New York Rep. Charles Rangel, whose ethics trial starts Monday, appears to have improperly used political-action committee money to pay for his defense, The New York Post reported Sunday.
Rangel tapped his National Leadership PAC for $293,000 to pay his main legal-defense team this year. He took another $100,000 from the PAC in 2009 to pay lawyer Lanny Davis. Two legal experts told The Post such spending is against House rules. "It's a breach of congressional ethics," one campaign-finance lawyer said.
Washington, D.C., political lawyer Cleta Mitchell said there is "no authority for a member to use leadership PAC funds as a slush fund to pay for personal or official expenses." Leadership PACs are typically used by politicians to donate money to other candidates.
But Rangel seems to have run afoul of House ethics rules.
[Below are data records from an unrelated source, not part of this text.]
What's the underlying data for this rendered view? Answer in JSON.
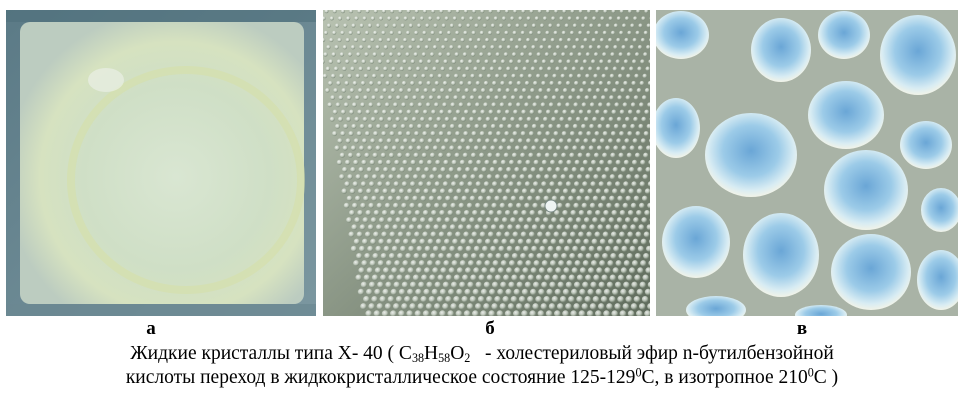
{
  "figure": {
    "panels": [
      {
        "id": "a",
        "label": "а",
        "description": "uniform-texture"
      },
      {
        "id": "b",
        "label": "б",
        "description": "droplet-texture"
      },
      {
        "id": "c",
        "label": "в",
        "description": "large-domain-texture"
      }
    ],
    "caption": {
      "line1": {
        "prefix": "Жидкие кристаллы типа Х- 40 ( C",
        "sub1": "38",
        "h": "H",
        "sub2": "58",
        "o": "O",
        "sub3": "2",
        "suffix": "   - холестериловый эфир n-бутилбензойной"
      },
      "line2": {
        "prefix": "кислоты переход в жидкокристаллическое состояние 125-129",
        "deg1": "0",
        "mid": "C, в изотропное 210",
        "deg2": "0",
        "suffix": "C )"
      }
    },
    "colors": {
      "panel_a_base": "#cfdcc4",
      "panel_b_base": "#8f9b8a",
      "panel_c_base": "#a9b3a6",
      "domain_blue": "#8cc3e6"
    }
  }
}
Lawmakers are generally allowed to use campaign cash to pay their lawyers, but this is limited to money in their personal campaign committee and they must ask permission first, the campaign-finance lawyer said. "The only campaign funds that a member may use to pay for congressional expenses are funds of his or her principal campaign committee -- not the funds of a leadership PAC or a multicandidate committee," according to the House Ethics Manual.
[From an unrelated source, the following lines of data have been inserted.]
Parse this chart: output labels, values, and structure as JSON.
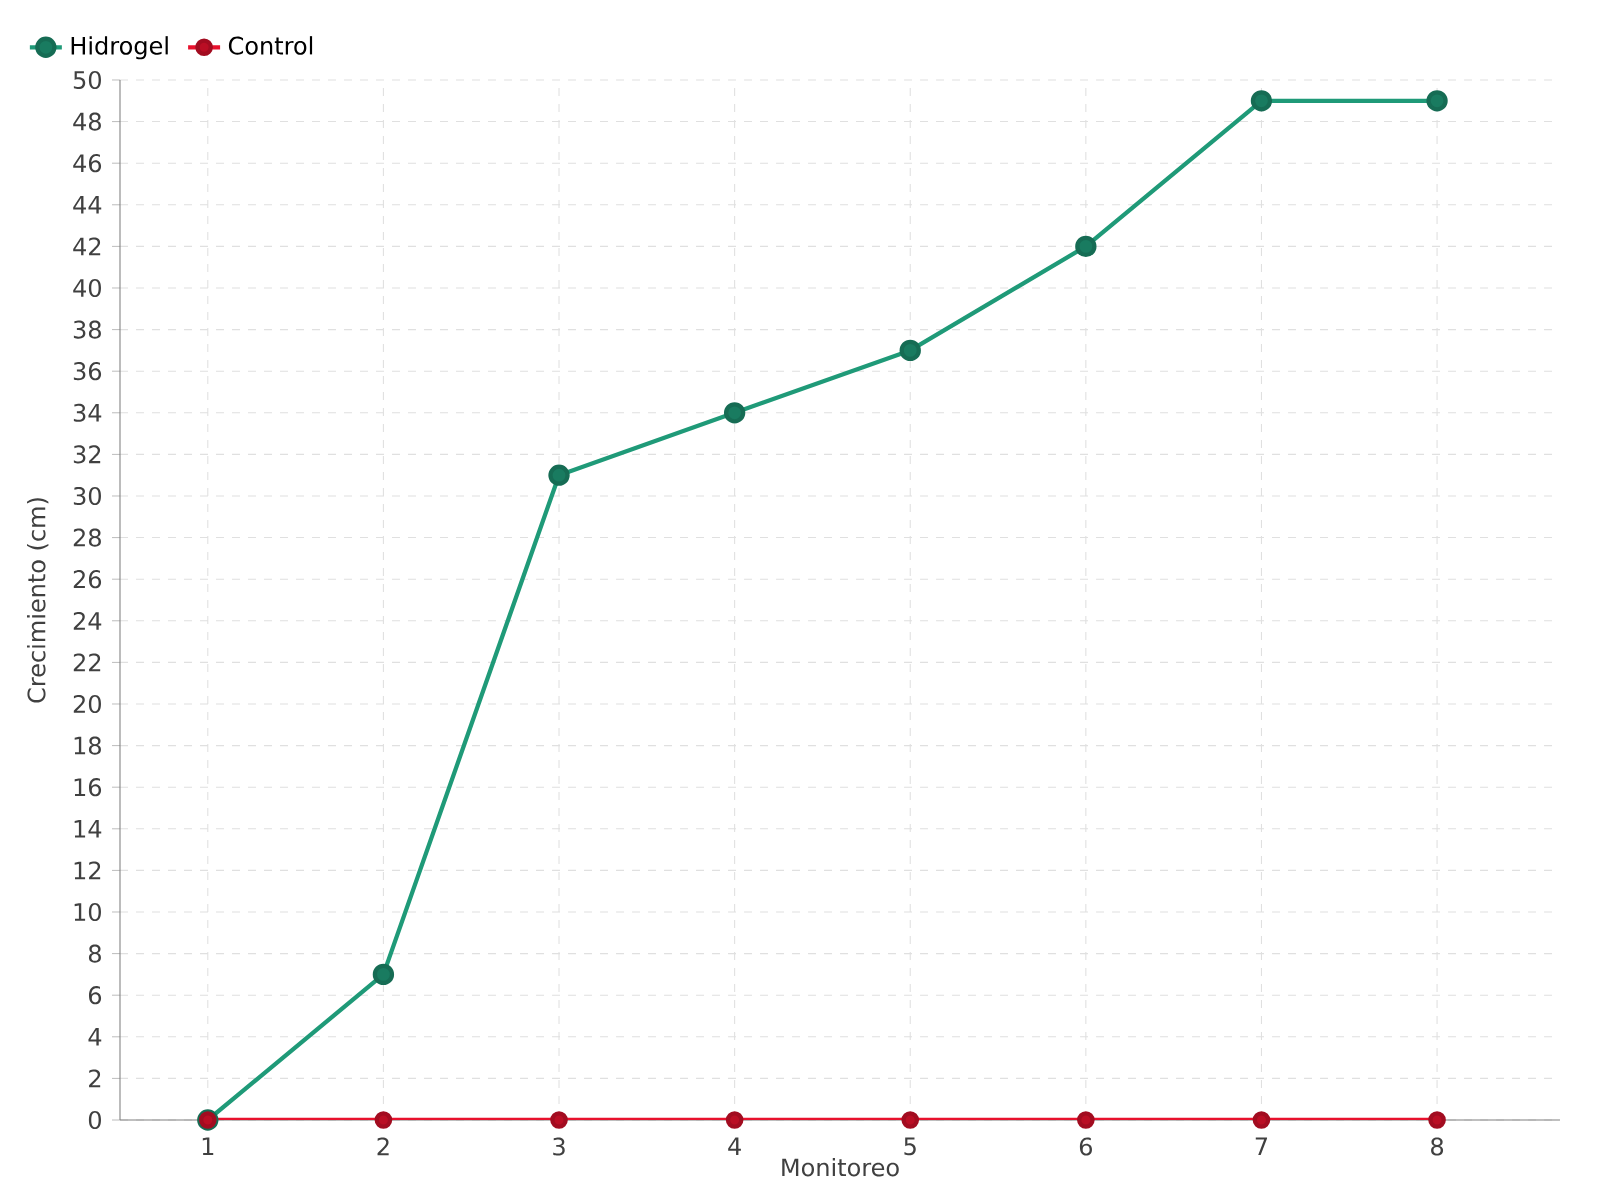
{
  "chart_data": {
    "type": "line",
    "xlabel": "Monitoreo",
    "ylabel": "Crecimiento (cm)",
    "categories": [
      "1",
      "2",
      "3",
      "4",
      "5",
      "6",
      "7",
      "8"
    ],
    "series": [
      {
        "name": "Hidrogel",
        "color": "#1f9a78",
        "values": [
          0,
          7,
          31,
          34,
          37,
          42,
          49,
          49
        ]
      },
      {
        "name": "Control",
        "color": "#e8112d",
        "values": [
          0,
          0,
          0,
          0,
          0,
          0,
          0,
          0
        ]
      }
    ],
    "ylim": [
      0,
      50
    ],
    "yticks": [
      0,
      2,
      4,
      6,
      8,
      10,
      12,
      14,
      16,
      18,
      20,
      22,
      24,
      26,
      28,
      30,
      32,
      34,
      36,
      38,
      40,
      42,
      44,
      46,
      48,
      50
    ],
    "grid": true,
    "legend": "top left",
    "marker": "circle",
    "line_style": "solid"
  }
}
Legal fees tied to a campaign, election or performance of official duties are considered congressional expenses. "Accepting money or payment for legal expenses from any other source, including a PAC, would be a gift and is barred by the House rules," the lawyer said. The Ethics Committee had no comment.
Rangel's office refused to comment on the PAC money. On top of the $393,000 in PAC funds, records show Rangel yanked $1.4 million from his campaign coffers in 2009 and 2010 to pay the firm Zuckerman Spaeder, his main legal-defense team, and $100,000 in 2009 to pay Davis' firm.
He also spent $147,577 for Washington, D.C., lawyer John Kern and $174,303 for Watkins, Meegan, Drury & Co., a firm that offers forensic accounting and legal services.
An eight-member ethics subcommittee of four Democrats and four Republicans will convene at 9 a.m. to hear the 13 charges. They include failure to disclose and pay taxes on his vacation home in the Dominican Republic; his use of a rent-regulated Harlem apartment as a campaign office; and using congressional stationery to raise money for the Rangel Center at City College.